Esta bagagem, antes pelo contrário, precisa de ser contestualizada e de ser analizada em profundidade; isto em particular quando o capitalismo rampante defende a dissolução do Estado, concebido como aparato burocrático administrativo perceptor de tributos e distribuidor de serviços.

 

1.  O nascimento do Estado e o que o antecedia

Um pouco de história não fez mal a ninguém! O moloch nasce, na sua configuração moderna, há mais de dois séculos, em coincidência com a emergência da classe burguesa como nova classe dominante. Não é por acaso que boa parte das funções típicas do Estado moderno se formaram na França revolucionária de 1789. Faz sentido questionar-se sobre as razões profundas desta transformação das ordens de poder na sociedade; sobre quais relações sociais deixaram de existir substituídas por outras, sobre as mudanças ocorridas nas relações de classe e, acima de tudo, sobre as articulações do domínio da classe burguesa emergente.

1.1 As relações sociais na organização feudal

Quando os anarquistas denunciam, e com razão, os desastres que o Estado como organização burguesa da sociedade provoca nas classes subordinadas, prescindem com demasiada superficialidade da situação vivida por estas classes antes do nascimento do Estado liberal. A total ausência de regras permitia aos detentores do poder de perpetrar qualquer tipo de arbítrio contra os explorados. Uma simples reflexão monstra que esta é a verdadeira essência do poder absoluto.

Os países pobres não só eram realmente muito pobres (como agora), mas forneciam a mão-de-obra sob a forma extrema da escravidão. Nem sequer existia o conceito do direito como tutela geral, que, antes pelo contrário, na antiguidade interessara só os cidadãos livres da cidade, mas que na degeneração feudal foi restringido só aos membros da aristocracia e do alto clero. A grande maioria da população vivia numa condição de total negação da dignidade humana.
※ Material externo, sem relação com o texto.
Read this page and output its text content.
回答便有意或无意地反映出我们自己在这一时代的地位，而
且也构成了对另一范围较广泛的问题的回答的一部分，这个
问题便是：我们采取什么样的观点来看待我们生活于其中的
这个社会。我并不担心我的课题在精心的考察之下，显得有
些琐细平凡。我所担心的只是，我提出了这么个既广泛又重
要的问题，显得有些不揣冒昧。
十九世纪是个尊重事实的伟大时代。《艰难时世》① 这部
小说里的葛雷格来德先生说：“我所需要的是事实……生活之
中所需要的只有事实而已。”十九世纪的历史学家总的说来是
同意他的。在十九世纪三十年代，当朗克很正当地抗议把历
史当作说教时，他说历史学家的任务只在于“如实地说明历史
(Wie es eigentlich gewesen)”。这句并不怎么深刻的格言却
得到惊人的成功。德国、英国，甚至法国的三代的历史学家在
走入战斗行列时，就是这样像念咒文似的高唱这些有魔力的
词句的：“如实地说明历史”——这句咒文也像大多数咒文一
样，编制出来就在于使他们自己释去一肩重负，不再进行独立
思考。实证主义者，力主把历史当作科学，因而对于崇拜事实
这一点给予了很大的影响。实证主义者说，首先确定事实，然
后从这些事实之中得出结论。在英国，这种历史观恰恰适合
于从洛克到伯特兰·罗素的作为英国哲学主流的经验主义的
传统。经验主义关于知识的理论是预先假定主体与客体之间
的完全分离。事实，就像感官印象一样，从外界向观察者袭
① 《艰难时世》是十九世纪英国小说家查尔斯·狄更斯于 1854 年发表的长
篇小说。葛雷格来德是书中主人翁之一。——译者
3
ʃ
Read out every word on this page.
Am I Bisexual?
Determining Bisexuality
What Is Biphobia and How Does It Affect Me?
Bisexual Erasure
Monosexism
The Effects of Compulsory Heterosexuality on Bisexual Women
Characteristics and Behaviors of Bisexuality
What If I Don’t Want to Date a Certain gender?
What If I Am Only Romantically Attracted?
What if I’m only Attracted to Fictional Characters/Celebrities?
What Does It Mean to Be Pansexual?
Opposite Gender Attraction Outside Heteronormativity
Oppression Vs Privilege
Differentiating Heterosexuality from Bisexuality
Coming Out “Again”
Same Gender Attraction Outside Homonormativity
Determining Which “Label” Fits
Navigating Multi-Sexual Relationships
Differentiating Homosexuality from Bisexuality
1.2 O Estado liberal e o direito

Liberté, fraternité, egalité, é o mote fundamental do Estado liberal moderno. É inútil sublinhar entre nós a hipocrisia que este esconde. Outra consideração é de nosso interesse: não é sem relevo a passagem desde uma organização social sem regras (à parte a regra dos mais fortes) para uma organização cujo fundamento formal - apesar de ser uma ficção - pretende fundamentar-se sobre regras fundamentais que se encontram acima de qualquer indivíduo. Embora tendencialmente não aplicado, o princípio existe e tem os seus efeitos apesar da arrogância do poder.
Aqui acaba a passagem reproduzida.